Originally posted by: mwmorph
Originally posted by: fleabag
Originally posted by: mwmorph
I'm pretty sure, the ES350 doesn't have brake by wire so you have a direct, physical connection to the master cylinder and thus the brakes.
The brakes on a car, are always at least 3x as powerful as the engine, average of about 4x and on some performance cars, 5x. Even if the car was WOT in drive, you could push the brakes down and stop.
As for any car with Drive by wire, even then, there is no car that will not allow brakes to be used when the accelerator is being pressed.
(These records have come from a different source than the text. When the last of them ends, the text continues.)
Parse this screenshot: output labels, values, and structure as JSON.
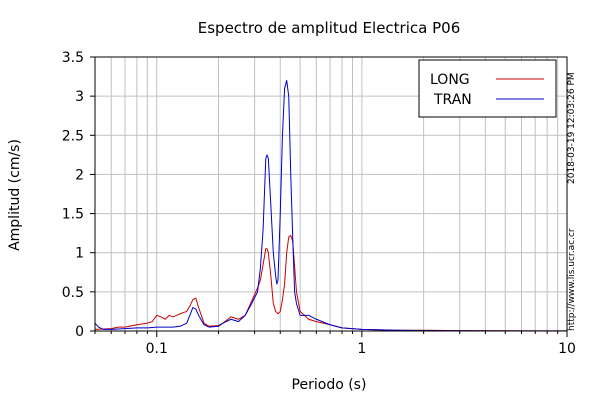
{
  "chart_data": {
    "type": "line",
    "title": "Espectro de amplitud Electrica P06",
    "xlabel": "Periodo (s)",
    "ylabel": "Amplitud (cm/s)",
    "xscale": "log",
    "xlim": [
      0.05,
      10
    ],
    "ylim": [
      0,
      3.5
    ],
    "grid": true,
    "legend_position": "top-right",
    "xticks": [
      {
        "value": 0.1,
        "label": "0.1"
      },
      {
        "value": 1,
        "label": "1"
      },
      {
        "value": 10,
        "label": "10"
      }
    ],
    "yticks": [
      {
        "value": 0,
        "label": "0"
      },
      {
        "value": 0.5,
        "label": "0.5"
      },
      {
        "value": 1,
        "label": "1"
      },
      {
        "value": 1.5,
        "label": "1.5"
      },
      {
        "value": 2,
        "label": "2"
      },
      {
        "value": 2.5,
        "label": "2.5"
      },
      {
        "value": 3,
        "label": "3"
      },
      {
        "value": 3.5,
        "label": "3.5"
      }
    ],
    "series": [
      {
        "name": "LONG",
        "color": "#cc0000",
        "x": [
          0.05,
          0.06,
          0.065,
          0.07,
          0.08,
          0.09,
          0.095,
          0.1,
          0.105,
          0.11,
          0.115,
          0.12,
          0.13,
          0.14,
          0.145,
          0.15,
          0.155,
          0.16,
          0.17,
          0.18,
          0.2,
          0.21,
          0.23,
          0.25,
          0.27,
          0.29,
          0.31,
          0.32,
          0.33,
          0.34,
          0.345,
          0.35,
          0.36,
          0.37,
          0.38,
          0.39,
          0.4,
          0.41,
          0.42,
          0.43,
          0.44,
          0.45,
          0.46,
          0.48,
          0.5,
          0.55,
          0.6,
          0.7,
          0.8,
          1.0,
          1.5,
          2.0,
          3.0,
          5.0,
          7.0,
          10.0
        ],
        "y": [
          0.02,
          0.03,
          0.05,
          0.05,
          0.08,
          0.1,
          0.12,
          0.2,
          0.18,
          0.15,
          0.2,
          0.18,
          0.22,
          0.25,
          0.32,
          0.4,
          0.42,
          0.3,
          0.1,
          0.06,
          0.07,
          0.1,
          0.18,
          0.15,
          0.2,
          0.38,
          0.55,
          0.65,
          0.85,
          1.05,
          1.05,
          1.0,
          0.7,
          0.35,
          0.25,
          0.22,
          0.25,
          0.4,
          0.6,
          1.0,
          1.2,
          1.22,
          1.15,
          0.5,
          0.25,
          0.15,
          0.12,
          0.08,
          0.04,
          0.02,
          0.01,
          0.01,
          0.005,
          0.003,
          0.002,
          0.002
        ]
      },
      {
        "name": "TRAN",
        "color": "#0000cc",
        "x": [
          0.05,
          0.052,
          0.055,
          0.06,
          0.07,
          0.08,
          0.09,
          0.1,
          0.12,
          0.13,
          0.14,
          0.145,
          0.15,
          0.155,
          0.16,
          0.17,
          0.18,
          0.2,
          0.21,
          0.23,
          0.25,
          0.27,
          0.29,
          0.31,
          0.32,
          0.33,
          0.34,
          0.345,
          0.35,
          0.36,
          0.37,
          0.38,
          0.385,
          0.39,
          0.4,
          0.41,
          0.42,
          0.43,
          0.44,
          0.45,
          0.46,
          0.47,
          0.48,
          0.5,
          0.55,
          0.6,
          0.7,
          0.8,
          1.0,
          1.5,
          2.0,
          3.0,
          5.0,
          7.0,
          10.0
        ],
        "y": [
          0.1,
          0.05,
          0.02,
          0.02,
          0.03,
          0.04,
          0.04,
          0.05,
          0.05,
          0.06,
          0.1,
          0.2,
          0.3,
          0.28,
          0.2,
          0.08,
          0.05,
          0.06,
          0.1,
          0.15,
          0.12,
          0.2,
          0.35,
          0.5,
          0.8,
          1.3,
          2.2,
          2.25,
          2.2,
          1.6,
          1.0,
          0.7,
          0.6,
          0.65,
          1.5,
          2.5,
          3.1,
          3.2,
          3.0,
          2.0,
          1.2,
          0.5,
          0.35,
          0.2,
          0.2,
          0.15,
          0.08,
          0.04,
          0.02,
          0.01,
          0.005,
          0.003,
          0.002,
          0.002,
          0.002
        ]
      }
    ]
  },
  "side_annotations": {
    "timestamp": "2018-03-19 12:03:26 PM",
    "url": "http://www.lis.ucr.ac.cr"
  }
}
There are failsafes, backups and backups of failsafes backups for those cars because the brakes are by far the mot important part of your vehicle.
Standard procedure is to drop the car into neutral or a lower gear and apply the brakes or e-brakes.
For a situation like this to occur, you would need 2 brake lines to be physically cut (1 is not enough to lose all brakes on a modern car), the accelerator stuck in WOT and the transmission malfunctioning to shift even into neutral.
The most likely explanation is the floormats depressed the accelerator and prevented the brakes from being pressed down. More likely, unfortunately is that problem exists between Steering Wheel and chair. Something like floor mat shifting caused it, panic set in and all the wrong decisions were made (or morel likely, panic induced inhibition). That or he did it for some unknown reason like a few years ago when a BMW 318i driver a few years ago in Great Britain.
It's funny that you say that because my dad said the same thing years ago when I inquired to him what to do if your car has a stuck accelerator. This is clearly bullshit though because even though I'm familiar with using cars that don't have power brakes (engine is off, brakes already been used 3 times+ so all vacuum is gone) when I was braking this car, it really felt like I had no power brakes (even though I did) and STILL the car continued to accelerate! THE ONLY WAY ONE COULD HAVE STOPPED THE CAR WAS TO EITHER PUT IT IN NEUTRAL OR FIX THE THROTTLE ISSUE.
Properly functioning brakes will NEVER EVER have any trouble stopping a car at WOT. It's just physics. You could have 7" brake discs, single piston calipers and organic brake pads and it would still out brake out a 4.6L Ford Mustang engine producing a respectable 315hp.
A Toyota Supra turbo has 1200hp worth of braking a 1987 Porsche 911Carerra has 1100hp a Lexus LS400 has 1000hp worth of decel, a SC400? 900hp. There is no physically possible way to build a car with weaker brakes than engines unless you actually try to design it specifically for that purpose.
Try ti next time, time your 0-60 time. Then time your 60-0 time. Which one is shorter?
A 996 Turbo can do 0-100 in 9.4 seconds and 100-0 in 4.3.
A Suburu Impreza Sti does 13.77 to 100mph and 4.25 back to 0.
A Civic Si does 16.02 to 100 and 4.64 to 0.
A Chrysler Crossfire does 17.3 to 100, 4.47 to 0.
Hell even your average family sedan like a Honda Accord 4 cylinder will do 0-100 in ~19-21 seconds and 100-0 between 4.6-5.5.
BMW has always been criticized for fitting weak brakes for the car's level of performance (a common joke is that is' Bavarian Motor Works, not Brake Works) and a E46 323i can still doe 0-100 in 19.93 while 100-0 in 5.16.
Do you know how long it takes a Bugatti Veyron with 1001+hp to reach 100mph? 5.5 seconds. You know how quickly it stops? 3.4 seconds.
Besides what are you talking about with your story?
Did you have a runaway acceleration on a car?
The brakes felt unassisted (as in a catastrophic failure in the brake booster?)
The brake pedal didn't move at all? (you were probably pressing the ACCELERATOR then)
The pedal had high resistance but some braking occurred?
99% of that issue would be driver error, the other 1% would be because of brake system failure. There is NO CAR IN THE WORLD TODAY, not the Tata Nano, not some chinese car, not a go kart that has a engine more powerful than the brakes.
Seeing from the general quality of your posts, I'd probably chalk it up as user error. You probably don't even know what kind of brake fluid your car uses, much less how brakes work.
You know why? Because the chances of having both the accelerator and brakes suddenly catastrophically fail at exactly the same time is about as high as a random person ever climbing mount Everest. That's why the 1980s Audi thing was found out later was user error. So was the 2003 or 2005 BMW thing.
As for your car not having stronger brakes than the engine, the chances of that? Exactly 0.0%.